JEDDAH, 15 March 2005 — Saudi Arabia will seek to raise OPEC production ceiling by 500,000 barrels per day at this week’s meeting of the Organization of Petroleum Exporting Countries in Isfahan, Minister of Petroleum and Mineral Resources Ali Al-Naimi said yesterday.
In a statement carried by the Saudi Press Agency, Naimi also said that the Kingdom would pump more crude later this year. “World demand is forecast to grow in the last part of the year, which necessitates an increase in production,” he said. “Hence Saudi Arabia will raise its production from the current level later this year,” Naimi said.
Riyadh believes “there is a need to raise OPEC’s output ceiling (of 27 million bpd) by half a million bpd” at Isfahan meeting tomorrow, he said.
Naimi did not say how much more the Kingdom, currently producing about nine million bpd, will pump, but noted that it has “a production capacity of 11 million bpd, which will constantly be available to fulfill the market’s needs.”
World oil prices slipped on the back of his comments: New York’s main contract, light sweet crude for delivery in April, dropped 31 cents to $54.12 a barrel in electronic deals. In London, the price of Brent North Sea crude oil for delivery in April lost 20 cents to $52.90 a barrel.

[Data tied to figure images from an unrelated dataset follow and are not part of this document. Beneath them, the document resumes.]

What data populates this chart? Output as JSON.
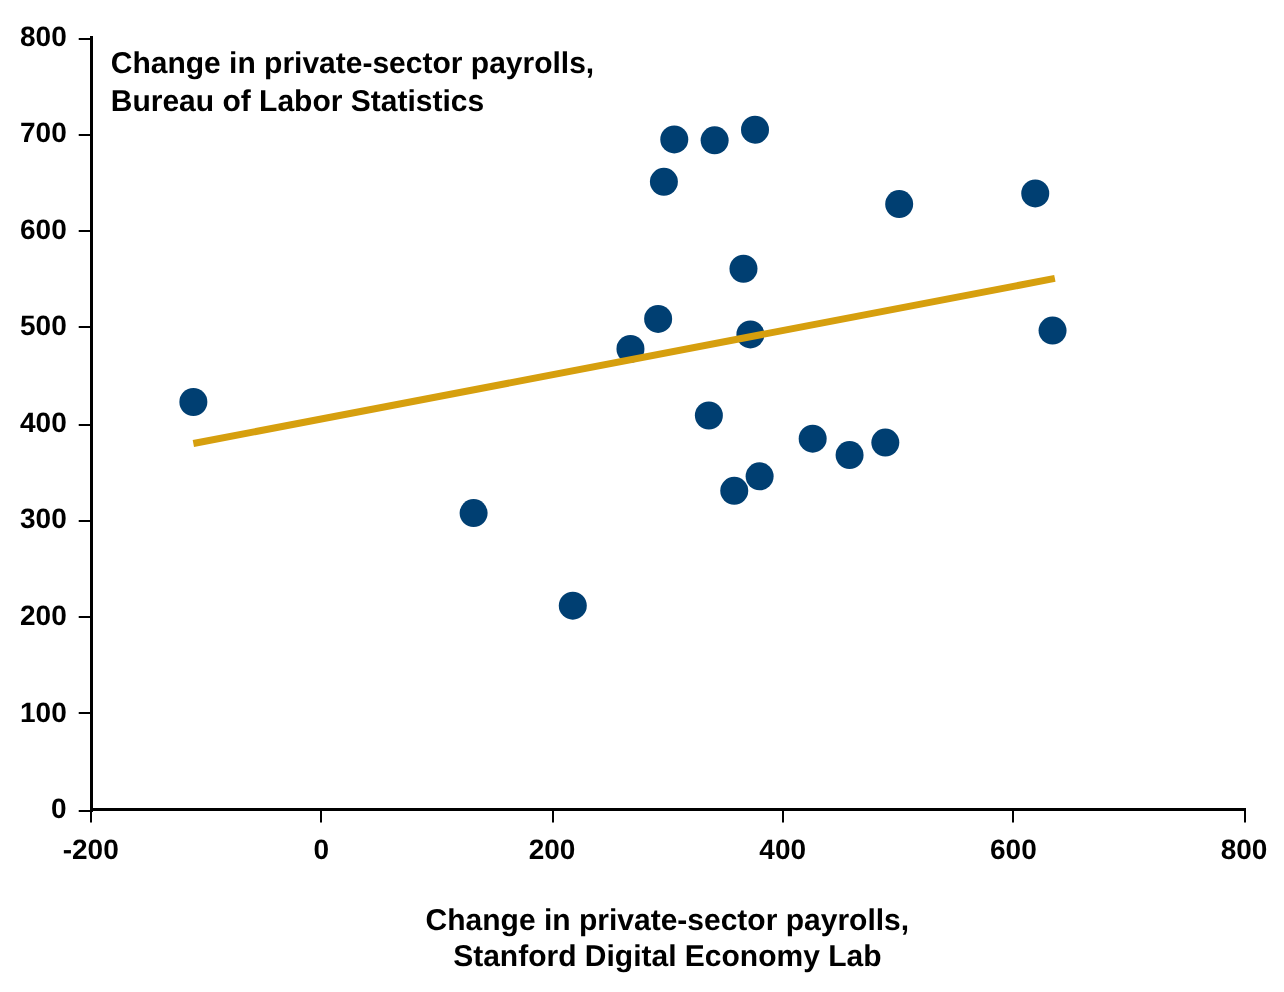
{
  "chart_data": {
    "type": "scatter",
    "ylabel": "Change in private-sector payrolls,\nBureau of Labor Statistics",
    "xlabel": "Change in private-sector payrolls,\nStanford Digital Economy Lab",
    "xlim": [
      -200,
      800
    ],
    "xticks": [
      -200,
      0,
      200,
      400,
      600,
      800
    ],
    "ylim": [
      0,
      800
    ],
    "yticks": [
      0,
      100,
      200,
      300,
      400,
      500,
      600,
      700,
      800
    ],
    "grid": false,
    "legend": false,
    "marker": "circle",
    "series": [
      {
        "color": "#003f72",
        "x": [
          -111,
          132,
          218,
          268,
          292,
          297,
          306,
          341,
          376,
          501,
          619,
          366,
          372,
          634,
          336,
          426,
          458,
          489,
          380,
          358
        ],
        "values": [
          423,
          308,
          212,
          478,
          509,
          651,
          695,
          694,
          705,
          628,
          639,
          561,
          493,
          497,
          409,
          385,
          368,
          381,
          346,
          331
        ]
      },
      {
        "type": "line",
        "color": "#d69f0e",
        "x": [
          -111,
          636
        ],
        "values": [
          380,
          551
        ],
        "marker": "none",
        "line_style": "solid"
      }
    ]
  }
}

Naimi said current prices were not justified, “given the levels of demand and supply” and the fact that “current stockpiles are compatible with market requirements.”
Saudi Arabia, the world’s top crude exporter, “will monitor the oil market to determine if more supplies are needed,” he said. Naimi reiterated previous remarks that the Kingdom was working on raising its production capacity to 12.5 million bpd by 2009, in keeping with its “commitment to respond to market demand.”

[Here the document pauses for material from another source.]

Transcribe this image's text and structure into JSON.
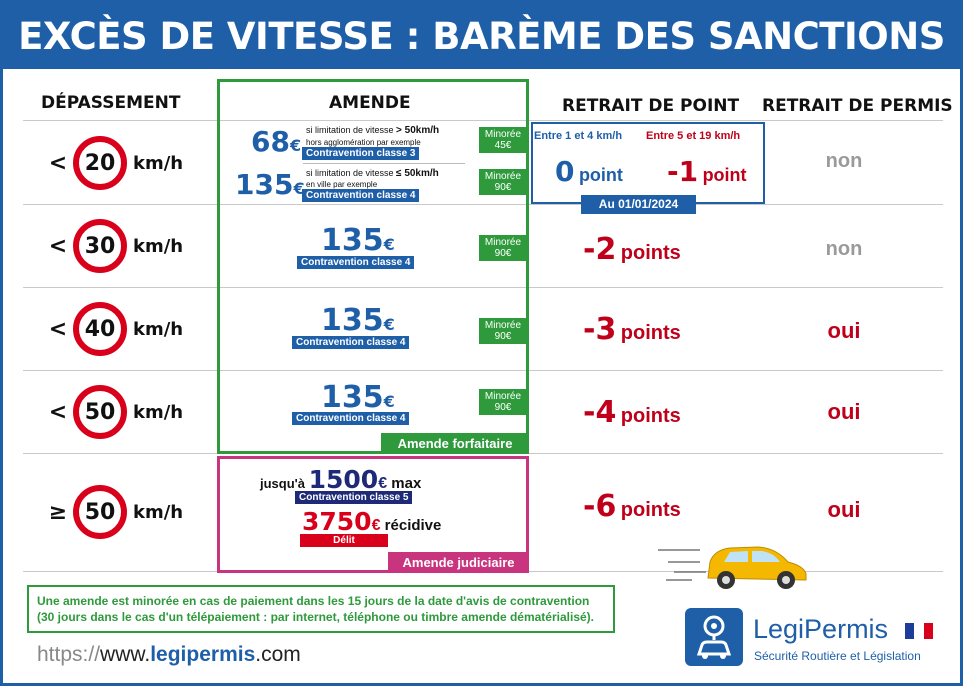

Abdallah Al-Saif, Aramco’s senior vice president for exploration and production, said the additional oil — mainly Arab Light — would come from four projects which will be completed by 2009. Projects to further expand capacity are being evaluated, he added.
OPEC’s Economic Commission Board (ECB), which has just crunched supply-demand figures at OPEC headquarters, pegged global demand growth at 1.9 million bpd, nearly 200,000 bpd above the secretariat’s assessment last month.